Kecuali bunyi “ng” dan dialek, rata-rata mahasiswa Ukraina menganggap bahasa Indonesia mudah dipelajari. Berikut catatan kontributor Jawa Pos RICA S. WURYANINGRUM yang sejak September lalu membantu mengajar di sana.
KALAU manusia kalah sama gajah oke lah. Bisa diterima. Tapi, bagaimana bisa gajah yang segede itu kalah oleh semut yang seupil? Dan, ketika berhadapan dengan manusia yang tak seberapa bobotnya, justru semut yang kalah?
Sungguh “persoalan” yang filosofis. Yang biasanya membuat ruang kelas di kampus Kyiv National University (KNU) of Taras Shevchenko, Ukraina, ramai.
Persisnya, saat para mahasiswa program studi bahasa dan sastra Indonesia akan bermain dakon. Yang selalu diawali
dengan bersuten terlebih dahulu dengan melibatkan tiga jari: ibu jari (gajah), jari telunjuk (manusia), dan kelingking (semut).
Saya tentu pernah membantu menjelaskan. Bahwa ada kandungan filosofis di balik suten itu. Tapi, ya sia-sia.
“Oke, kami paham, tapi tidak berarti sepenuhnya setuju,” kata Victoria Yarkovska, salah seorang mahasiswi. Militan sekali! Hehehe.
Tapi, keseriusan bermain dakon itu setidaknya bisa sekaligus menggambarkan antusiasme mereka dalam mempelajari bahasa Indonesia. Beserta ragam budayanya.

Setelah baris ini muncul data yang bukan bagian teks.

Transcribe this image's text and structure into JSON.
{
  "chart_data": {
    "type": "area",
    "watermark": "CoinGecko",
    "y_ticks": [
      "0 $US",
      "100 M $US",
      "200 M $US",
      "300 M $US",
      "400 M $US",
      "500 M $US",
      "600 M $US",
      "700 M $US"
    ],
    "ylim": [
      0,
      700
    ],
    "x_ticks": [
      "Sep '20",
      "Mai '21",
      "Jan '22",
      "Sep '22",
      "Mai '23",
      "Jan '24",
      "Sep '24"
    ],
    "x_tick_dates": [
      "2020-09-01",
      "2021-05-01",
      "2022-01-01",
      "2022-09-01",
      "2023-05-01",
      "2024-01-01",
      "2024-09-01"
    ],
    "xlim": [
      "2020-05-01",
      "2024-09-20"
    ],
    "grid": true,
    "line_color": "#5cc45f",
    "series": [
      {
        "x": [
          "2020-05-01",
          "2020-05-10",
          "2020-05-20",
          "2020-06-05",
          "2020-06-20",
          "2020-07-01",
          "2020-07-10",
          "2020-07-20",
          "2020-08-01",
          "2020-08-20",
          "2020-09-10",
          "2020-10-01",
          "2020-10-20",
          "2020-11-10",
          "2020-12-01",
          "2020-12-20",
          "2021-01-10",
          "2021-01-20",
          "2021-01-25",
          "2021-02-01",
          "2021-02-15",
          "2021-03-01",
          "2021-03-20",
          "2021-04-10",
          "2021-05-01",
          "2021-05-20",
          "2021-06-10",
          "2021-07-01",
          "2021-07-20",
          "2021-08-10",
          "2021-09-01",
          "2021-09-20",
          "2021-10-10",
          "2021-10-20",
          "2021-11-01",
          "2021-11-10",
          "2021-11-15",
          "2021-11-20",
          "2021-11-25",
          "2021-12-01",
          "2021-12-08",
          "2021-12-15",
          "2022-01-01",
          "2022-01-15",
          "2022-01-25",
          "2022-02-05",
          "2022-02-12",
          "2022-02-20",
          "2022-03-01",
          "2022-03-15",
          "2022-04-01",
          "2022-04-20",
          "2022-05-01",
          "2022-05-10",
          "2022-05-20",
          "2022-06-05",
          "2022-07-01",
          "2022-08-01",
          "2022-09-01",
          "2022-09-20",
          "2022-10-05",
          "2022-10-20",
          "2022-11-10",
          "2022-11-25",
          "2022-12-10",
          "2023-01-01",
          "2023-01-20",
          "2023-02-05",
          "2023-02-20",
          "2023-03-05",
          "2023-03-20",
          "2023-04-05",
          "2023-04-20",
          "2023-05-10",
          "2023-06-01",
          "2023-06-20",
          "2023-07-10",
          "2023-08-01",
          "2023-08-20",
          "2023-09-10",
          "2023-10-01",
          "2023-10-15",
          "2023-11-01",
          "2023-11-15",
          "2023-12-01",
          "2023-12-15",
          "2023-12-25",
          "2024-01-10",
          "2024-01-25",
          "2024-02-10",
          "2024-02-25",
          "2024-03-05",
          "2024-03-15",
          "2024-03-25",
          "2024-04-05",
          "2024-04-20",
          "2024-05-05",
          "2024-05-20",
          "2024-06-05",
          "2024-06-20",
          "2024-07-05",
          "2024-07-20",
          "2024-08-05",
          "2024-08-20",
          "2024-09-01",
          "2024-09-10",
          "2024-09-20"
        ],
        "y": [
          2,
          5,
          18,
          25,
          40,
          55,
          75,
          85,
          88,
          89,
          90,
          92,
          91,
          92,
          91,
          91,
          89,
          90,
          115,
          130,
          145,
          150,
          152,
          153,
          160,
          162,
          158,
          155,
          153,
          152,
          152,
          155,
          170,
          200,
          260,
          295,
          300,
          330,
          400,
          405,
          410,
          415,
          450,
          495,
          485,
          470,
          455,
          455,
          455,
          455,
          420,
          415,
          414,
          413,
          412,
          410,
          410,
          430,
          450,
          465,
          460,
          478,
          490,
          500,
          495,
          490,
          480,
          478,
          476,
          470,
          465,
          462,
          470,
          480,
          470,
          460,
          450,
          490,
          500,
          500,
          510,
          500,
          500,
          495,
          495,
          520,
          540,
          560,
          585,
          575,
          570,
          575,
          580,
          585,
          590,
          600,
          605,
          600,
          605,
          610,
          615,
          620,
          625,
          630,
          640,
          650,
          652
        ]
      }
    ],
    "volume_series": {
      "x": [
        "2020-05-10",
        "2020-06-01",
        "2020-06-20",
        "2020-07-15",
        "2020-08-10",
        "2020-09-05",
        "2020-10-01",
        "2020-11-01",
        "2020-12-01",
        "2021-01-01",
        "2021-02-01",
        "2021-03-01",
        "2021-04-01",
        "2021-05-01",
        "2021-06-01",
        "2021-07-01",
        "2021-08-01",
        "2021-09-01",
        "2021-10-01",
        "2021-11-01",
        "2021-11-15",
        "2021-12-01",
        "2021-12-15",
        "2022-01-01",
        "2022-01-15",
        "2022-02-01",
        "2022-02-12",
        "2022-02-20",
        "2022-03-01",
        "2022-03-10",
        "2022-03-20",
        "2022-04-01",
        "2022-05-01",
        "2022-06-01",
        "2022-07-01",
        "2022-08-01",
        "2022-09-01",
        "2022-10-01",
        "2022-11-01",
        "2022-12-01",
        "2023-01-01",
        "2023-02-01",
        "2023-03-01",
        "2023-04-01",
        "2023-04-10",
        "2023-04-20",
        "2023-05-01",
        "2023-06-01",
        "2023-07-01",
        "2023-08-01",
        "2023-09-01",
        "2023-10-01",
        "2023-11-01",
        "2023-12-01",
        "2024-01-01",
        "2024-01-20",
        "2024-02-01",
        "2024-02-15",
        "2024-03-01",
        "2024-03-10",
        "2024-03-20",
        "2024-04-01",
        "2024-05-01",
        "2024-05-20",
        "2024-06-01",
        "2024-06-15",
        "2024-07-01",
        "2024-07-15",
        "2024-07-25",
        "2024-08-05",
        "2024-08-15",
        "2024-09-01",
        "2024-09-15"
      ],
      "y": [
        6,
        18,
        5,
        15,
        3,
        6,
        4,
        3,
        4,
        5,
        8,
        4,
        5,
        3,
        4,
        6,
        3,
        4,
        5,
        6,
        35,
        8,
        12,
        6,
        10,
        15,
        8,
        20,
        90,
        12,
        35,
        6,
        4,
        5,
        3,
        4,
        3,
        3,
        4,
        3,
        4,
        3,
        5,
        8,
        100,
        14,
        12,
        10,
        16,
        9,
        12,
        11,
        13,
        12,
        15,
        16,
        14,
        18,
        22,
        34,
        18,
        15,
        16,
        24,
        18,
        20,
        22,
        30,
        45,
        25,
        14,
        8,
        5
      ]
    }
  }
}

Prabowo Himawan, kepala program studi bahasa dan sastra Indonesia di KNU of Taras Shevchenko, menceritakan bahwa program studi bahasa dan sastra Indonesia di universitas tersebut awalnya dibuka pada 1997. Itu sebagai upaya Indonesia untuk mengenalkan -juga berdiplomasi- budaya Indonesia kepada Ukraina. Dengan demikian, kedua negara bisa saling bertukar budaya. Sekaligus menjalin kerja sama dalam hubungan bilateral.
Namun, karena kurangnya sumber daya pengajar, saat itu sempat ditutup. Dan, baru dibuka lagi pada 2012.
Saat dibuka kembali, pihak Indonesia sempat sedikit pesimistis akan animo dari anak-anak muda Ukraina yang ingin belajar bahasa Indonesia. Sebab, bisa jadi meraka tidak mengetahui tentang Indonesia. Bahkan, mungkin ada yang masih tidak tahu Indonesia itu di mana.
Ternyata, realitasnya mengagetkan. Berlipat-lipat melampaui target. Sekitar seratus calon mahasiswa mendaftar ke program studi yang baru dibuka itu. Padahal, kuota yang telah ditetapkan pihak universitas hanya sepuluh kursi. Sekarang setiap tahun universitas hanya menerima delapan mahasiswa melalui penyaringan.